И все же самым удивительным оставалась для Денисова та легкость, с какой медвежонок признал собаку за мать, а собака приняла его за родное дитя.

Нет, ты только погляди на них, рассуждал он сам с собой, снюхались! Враги ведь, ведь всю жизнь норовят друг в дружку вцепиться, а вот поди-ка возьми их за рубль двадцать — живут и знать ничего не хотят. А главное — ведь понимают один другого! Как понимают-то, когда на разных языках толкуют, все равно что немец с русским? Ан нет: Найда-то, как только заворчит что-то, так у этого чертенка сразу и ушки топориком. А чуть сам запищит — у Найды аж ноздри раздуваются: никак обидели чадушко милое!

А чадушко, пусть и без умысла, но обижали. Щенята, давно прозревшие и не понимавшие, чего это их братец по-прежнему куль кулем лежит под боком у мамки, приставали к нему, приглашая медвежонка побегать с ними и побороться, таскали его за уши, и Найде приходилось то и дело вмешиваться и наводить в семействе порядок. Денисов смеялся до слез, наблюдая за этим. Четверо резвых щенят своей настырностью изводили Найду, пока она следила за одним, второй незаметно подкрадывался с другой стороны и наседал на медвежонка, который, разбуженный или буквально оторванный от соска, поднимал отчаянный писк. Найда зубами схватывала нарушителя спокойствия и, рыча, держала его, а щенок, понимая, что это рычание показное, не пугался, изо всех сил вырываясь от матери. Но иногда Найда не выдерживала и слегка прикусывала особо прыткого. Взвизгнув, тот бросался удирать и прятался в темном углу, и его визг тотчас давал знать остальным, что мать рассердилась и пора угомониться. Щенята успокаивались, собирались возле Найды и через минуту начинали сладко сопеть носами. В чулане наступало затишье — на час, а то и дольше, в зависимости от того, сколько сил было отдано веселью и проказам.

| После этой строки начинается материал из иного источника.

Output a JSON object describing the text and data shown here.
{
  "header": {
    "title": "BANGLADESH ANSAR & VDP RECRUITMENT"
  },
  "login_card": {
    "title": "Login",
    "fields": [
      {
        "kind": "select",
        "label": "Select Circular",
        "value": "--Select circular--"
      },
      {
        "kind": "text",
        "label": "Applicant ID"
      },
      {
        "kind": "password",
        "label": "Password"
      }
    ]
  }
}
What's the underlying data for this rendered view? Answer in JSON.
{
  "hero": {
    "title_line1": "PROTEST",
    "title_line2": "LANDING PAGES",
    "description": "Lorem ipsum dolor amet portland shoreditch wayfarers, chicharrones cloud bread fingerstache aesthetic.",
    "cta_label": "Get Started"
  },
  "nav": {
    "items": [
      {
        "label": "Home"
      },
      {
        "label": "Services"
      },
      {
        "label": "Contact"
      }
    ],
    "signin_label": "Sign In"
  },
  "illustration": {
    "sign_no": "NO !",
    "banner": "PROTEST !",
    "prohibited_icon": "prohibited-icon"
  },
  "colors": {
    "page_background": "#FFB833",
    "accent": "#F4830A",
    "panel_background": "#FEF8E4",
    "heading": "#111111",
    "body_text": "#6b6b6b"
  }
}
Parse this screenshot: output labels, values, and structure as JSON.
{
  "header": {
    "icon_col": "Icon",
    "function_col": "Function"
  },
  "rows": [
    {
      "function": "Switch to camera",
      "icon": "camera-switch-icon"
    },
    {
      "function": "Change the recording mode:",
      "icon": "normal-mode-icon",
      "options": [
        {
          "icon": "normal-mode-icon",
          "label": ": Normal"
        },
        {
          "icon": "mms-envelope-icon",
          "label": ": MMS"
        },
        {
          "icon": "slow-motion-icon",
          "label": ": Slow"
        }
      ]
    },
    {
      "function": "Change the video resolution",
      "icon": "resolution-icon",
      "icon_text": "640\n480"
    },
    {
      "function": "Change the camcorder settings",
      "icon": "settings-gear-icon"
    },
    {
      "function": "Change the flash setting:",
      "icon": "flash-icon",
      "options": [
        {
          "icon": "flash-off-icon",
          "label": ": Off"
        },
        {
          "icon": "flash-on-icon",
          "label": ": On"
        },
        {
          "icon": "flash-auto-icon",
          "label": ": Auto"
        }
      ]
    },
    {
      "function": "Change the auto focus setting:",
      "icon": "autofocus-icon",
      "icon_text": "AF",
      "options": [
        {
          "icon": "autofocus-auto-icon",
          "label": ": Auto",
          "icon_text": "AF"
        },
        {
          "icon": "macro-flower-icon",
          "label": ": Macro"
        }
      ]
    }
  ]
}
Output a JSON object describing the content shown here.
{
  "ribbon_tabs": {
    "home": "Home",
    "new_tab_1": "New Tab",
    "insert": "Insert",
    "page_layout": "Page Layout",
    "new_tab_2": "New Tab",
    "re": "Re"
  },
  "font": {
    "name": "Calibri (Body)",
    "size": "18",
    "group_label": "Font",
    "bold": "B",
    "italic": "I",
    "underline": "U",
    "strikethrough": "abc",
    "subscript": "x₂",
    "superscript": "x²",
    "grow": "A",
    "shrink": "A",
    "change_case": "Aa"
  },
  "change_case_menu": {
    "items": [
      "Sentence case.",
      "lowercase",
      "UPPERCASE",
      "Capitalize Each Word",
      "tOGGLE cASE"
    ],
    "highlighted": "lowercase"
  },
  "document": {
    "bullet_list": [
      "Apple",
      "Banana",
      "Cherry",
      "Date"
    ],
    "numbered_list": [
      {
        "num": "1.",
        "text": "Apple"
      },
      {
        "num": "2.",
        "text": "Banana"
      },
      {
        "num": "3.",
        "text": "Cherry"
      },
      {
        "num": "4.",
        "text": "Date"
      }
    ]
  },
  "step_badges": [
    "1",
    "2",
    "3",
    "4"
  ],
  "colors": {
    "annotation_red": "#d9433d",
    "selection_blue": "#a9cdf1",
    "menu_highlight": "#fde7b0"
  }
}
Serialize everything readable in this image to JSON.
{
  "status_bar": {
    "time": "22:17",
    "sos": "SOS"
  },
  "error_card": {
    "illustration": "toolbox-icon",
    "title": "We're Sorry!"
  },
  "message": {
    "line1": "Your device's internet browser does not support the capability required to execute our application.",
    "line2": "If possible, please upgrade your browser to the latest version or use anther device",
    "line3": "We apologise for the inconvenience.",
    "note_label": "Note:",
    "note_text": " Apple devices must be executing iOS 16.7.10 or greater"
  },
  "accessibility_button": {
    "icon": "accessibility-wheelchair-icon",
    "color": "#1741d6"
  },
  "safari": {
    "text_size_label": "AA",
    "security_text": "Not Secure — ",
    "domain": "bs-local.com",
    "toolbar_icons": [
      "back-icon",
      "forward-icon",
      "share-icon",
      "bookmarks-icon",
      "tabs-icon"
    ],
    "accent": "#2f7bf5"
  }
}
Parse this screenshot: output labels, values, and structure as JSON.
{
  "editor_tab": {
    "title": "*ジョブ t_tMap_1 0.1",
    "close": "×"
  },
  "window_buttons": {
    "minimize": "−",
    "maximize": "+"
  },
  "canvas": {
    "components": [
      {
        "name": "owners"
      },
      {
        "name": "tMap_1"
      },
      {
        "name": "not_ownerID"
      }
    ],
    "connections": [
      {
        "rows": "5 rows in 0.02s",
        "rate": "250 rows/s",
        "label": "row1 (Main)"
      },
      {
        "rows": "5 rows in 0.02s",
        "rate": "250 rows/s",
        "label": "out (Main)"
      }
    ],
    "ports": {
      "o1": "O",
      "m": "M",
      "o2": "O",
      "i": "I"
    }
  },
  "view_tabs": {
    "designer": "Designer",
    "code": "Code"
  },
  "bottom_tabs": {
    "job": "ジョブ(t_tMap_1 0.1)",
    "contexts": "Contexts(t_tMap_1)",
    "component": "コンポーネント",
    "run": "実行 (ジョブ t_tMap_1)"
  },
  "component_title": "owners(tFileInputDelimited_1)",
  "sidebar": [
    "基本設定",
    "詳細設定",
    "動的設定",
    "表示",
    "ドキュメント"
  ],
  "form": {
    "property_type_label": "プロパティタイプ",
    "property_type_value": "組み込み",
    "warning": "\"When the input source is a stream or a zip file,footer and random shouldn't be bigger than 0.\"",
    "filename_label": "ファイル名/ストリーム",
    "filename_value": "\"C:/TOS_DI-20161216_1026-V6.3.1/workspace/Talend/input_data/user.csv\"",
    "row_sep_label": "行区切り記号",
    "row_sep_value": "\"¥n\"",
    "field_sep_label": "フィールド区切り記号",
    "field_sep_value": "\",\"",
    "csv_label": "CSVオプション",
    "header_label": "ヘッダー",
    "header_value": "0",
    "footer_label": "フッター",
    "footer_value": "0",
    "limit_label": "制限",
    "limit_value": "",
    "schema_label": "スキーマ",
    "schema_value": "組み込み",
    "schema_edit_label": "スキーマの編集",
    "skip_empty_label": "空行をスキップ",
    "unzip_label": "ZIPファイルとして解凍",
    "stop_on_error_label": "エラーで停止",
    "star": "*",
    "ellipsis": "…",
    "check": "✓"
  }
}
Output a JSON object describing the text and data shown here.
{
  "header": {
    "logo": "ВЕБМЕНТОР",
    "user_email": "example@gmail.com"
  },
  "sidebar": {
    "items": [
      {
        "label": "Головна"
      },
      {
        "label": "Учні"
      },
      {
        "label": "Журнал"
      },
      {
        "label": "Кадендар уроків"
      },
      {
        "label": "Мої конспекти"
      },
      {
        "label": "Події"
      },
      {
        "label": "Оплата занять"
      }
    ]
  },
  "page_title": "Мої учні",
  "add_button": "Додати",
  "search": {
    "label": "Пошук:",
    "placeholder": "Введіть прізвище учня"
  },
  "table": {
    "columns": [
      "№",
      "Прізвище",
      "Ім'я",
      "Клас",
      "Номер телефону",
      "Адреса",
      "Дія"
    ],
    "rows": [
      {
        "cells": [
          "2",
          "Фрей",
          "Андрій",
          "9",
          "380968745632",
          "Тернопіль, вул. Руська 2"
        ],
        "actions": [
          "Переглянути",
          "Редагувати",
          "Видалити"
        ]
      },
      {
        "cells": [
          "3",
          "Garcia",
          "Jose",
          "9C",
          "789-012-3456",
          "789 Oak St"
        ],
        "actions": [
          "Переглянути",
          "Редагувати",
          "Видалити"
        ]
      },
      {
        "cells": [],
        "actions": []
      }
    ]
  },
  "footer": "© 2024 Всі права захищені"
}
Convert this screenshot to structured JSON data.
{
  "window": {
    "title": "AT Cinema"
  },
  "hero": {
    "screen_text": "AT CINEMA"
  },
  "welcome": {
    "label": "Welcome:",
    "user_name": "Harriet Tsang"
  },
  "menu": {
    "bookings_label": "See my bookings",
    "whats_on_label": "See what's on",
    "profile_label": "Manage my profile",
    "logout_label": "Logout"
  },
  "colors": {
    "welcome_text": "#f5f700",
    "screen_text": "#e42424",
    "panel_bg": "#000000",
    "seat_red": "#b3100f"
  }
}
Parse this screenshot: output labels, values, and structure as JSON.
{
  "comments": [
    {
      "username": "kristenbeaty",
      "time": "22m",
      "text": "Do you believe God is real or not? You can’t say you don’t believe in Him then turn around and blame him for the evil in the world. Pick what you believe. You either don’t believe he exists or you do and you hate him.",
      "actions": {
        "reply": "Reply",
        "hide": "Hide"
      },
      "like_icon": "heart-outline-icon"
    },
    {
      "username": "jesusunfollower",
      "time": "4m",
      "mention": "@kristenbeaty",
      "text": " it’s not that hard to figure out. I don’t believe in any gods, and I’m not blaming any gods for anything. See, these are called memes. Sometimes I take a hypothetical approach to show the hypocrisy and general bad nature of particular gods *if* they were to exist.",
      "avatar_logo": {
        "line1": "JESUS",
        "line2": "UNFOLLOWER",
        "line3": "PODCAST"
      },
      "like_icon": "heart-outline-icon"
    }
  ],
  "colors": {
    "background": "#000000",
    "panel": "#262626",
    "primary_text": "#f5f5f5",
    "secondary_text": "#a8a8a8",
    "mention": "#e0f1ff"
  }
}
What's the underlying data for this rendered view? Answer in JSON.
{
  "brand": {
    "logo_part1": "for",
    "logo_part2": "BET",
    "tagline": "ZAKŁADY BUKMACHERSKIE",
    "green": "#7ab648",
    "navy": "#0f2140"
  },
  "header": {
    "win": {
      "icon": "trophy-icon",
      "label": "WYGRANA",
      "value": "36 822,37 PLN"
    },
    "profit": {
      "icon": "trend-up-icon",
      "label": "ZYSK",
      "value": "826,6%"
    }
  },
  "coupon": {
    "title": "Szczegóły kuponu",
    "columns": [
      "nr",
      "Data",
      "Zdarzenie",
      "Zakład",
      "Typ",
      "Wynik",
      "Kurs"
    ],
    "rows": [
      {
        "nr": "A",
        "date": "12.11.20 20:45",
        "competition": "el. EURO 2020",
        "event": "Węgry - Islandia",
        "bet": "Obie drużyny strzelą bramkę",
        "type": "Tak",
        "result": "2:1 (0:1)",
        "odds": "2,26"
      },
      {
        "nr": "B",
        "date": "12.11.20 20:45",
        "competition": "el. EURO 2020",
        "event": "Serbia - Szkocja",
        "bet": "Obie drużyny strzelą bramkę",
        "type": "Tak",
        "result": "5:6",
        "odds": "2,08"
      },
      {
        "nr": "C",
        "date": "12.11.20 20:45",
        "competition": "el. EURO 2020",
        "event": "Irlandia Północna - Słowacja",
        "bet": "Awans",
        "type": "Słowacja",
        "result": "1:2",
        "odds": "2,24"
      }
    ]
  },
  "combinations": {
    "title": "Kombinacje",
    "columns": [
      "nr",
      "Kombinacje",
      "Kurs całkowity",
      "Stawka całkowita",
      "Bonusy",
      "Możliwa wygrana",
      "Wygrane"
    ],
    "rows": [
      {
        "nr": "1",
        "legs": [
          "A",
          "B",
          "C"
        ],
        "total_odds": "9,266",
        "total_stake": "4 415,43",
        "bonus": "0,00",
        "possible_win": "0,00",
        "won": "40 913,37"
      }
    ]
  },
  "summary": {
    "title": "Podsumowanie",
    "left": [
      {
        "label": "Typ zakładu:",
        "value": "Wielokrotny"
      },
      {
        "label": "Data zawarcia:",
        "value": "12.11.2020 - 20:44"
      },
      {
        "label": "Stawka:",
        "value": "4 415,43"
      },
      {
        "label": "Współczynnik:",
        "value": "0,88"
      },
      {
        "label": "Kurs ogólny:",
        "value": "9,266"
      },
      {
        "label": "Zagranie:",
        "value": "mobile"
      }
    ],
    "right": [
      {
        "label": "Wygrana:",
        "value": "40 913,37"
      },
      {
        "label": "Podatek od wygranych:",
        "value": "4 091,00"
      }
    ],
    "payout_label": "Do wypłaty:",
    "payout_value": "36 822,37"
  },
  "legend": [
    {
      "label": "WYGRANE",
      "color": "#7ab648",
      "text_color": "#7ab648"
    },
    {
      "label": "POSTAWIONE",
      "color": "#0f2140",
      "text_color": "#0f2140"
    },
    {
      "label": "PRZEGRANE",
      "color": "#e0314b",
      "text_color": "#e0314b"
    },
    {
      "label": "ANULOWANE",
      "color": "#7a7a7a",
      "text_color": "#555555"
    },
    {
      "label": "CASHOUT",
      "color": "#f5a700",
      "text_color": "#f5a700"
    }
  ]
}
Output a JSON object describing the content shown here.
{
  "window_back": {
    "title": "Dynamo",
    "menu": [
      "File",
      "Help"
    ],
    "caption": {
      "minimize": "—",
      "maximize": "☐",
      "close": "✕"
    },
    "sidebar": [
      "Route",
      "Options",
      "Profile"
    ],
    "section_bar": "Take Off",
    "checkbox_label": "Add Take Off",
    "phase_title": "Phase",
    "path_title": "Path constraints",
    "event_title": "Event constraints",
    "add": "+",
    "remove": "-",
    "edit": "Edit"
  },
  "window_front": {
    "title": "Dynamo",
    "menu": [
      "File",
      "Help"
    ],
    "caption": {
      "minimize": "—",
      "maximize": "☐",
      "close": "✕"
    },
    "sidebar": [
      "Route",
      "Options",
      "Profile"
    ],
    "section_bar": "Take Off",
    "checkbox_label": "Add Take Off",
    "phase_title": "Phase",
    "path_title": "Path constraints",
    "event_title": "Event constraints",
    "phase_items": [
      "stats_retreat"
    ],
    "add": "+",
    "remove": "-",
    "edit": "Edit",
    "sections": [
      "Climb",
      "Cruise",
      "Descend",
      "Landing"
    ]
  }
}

Но скоро проглянул и медвежонок и, ничуть не удивившись тому, что лежит не в берлоге, где положено лежать медвежатам, а в чулане и видит перед собой не себе подобных, а каких-то пушистиков с хвостами крючком, быстро включился в общий настрой и в общие забавы. Таким поворотом были довольны все, а особенно Найда, которой отныне не надо было заботиться о том, как бы оградить одного из своих выкормышей от разбойных посягательств других. Теперь они все вместе выделывали все, что хотели, и Найде не приходилось разбираться, кто прав, а кто виноват, когда из кучи малы вдруг раздавался чей-нибудь вопль, — обойдетесь без меня, детушки, показывала она всем видом. Не маленькие.

Что верно, то верно, теперь все сравнялись между собой, не было ни слабых, ни беспомощных, и пришло время переселять семейство в сарай. Щенята давно уже делали свои делишки по углам, а тут и медвежонок прибавился, и у Денисова не хватало рук убирать за всеми. Поэтому, подождав, пока медвежонок до конца окрепнет, он перевел выводок в сарай. Найда была давно привычна к таким переменам, случавшимся каждый год, а щенки — Денисов знал это — тоже быстро освоятся с новым положением, была бы мать под боком. Медвежонок? А чем он хуже других? Вместе со всеми жил в чулане, вместе проживет и в сарае. Там даже лучше — на сене.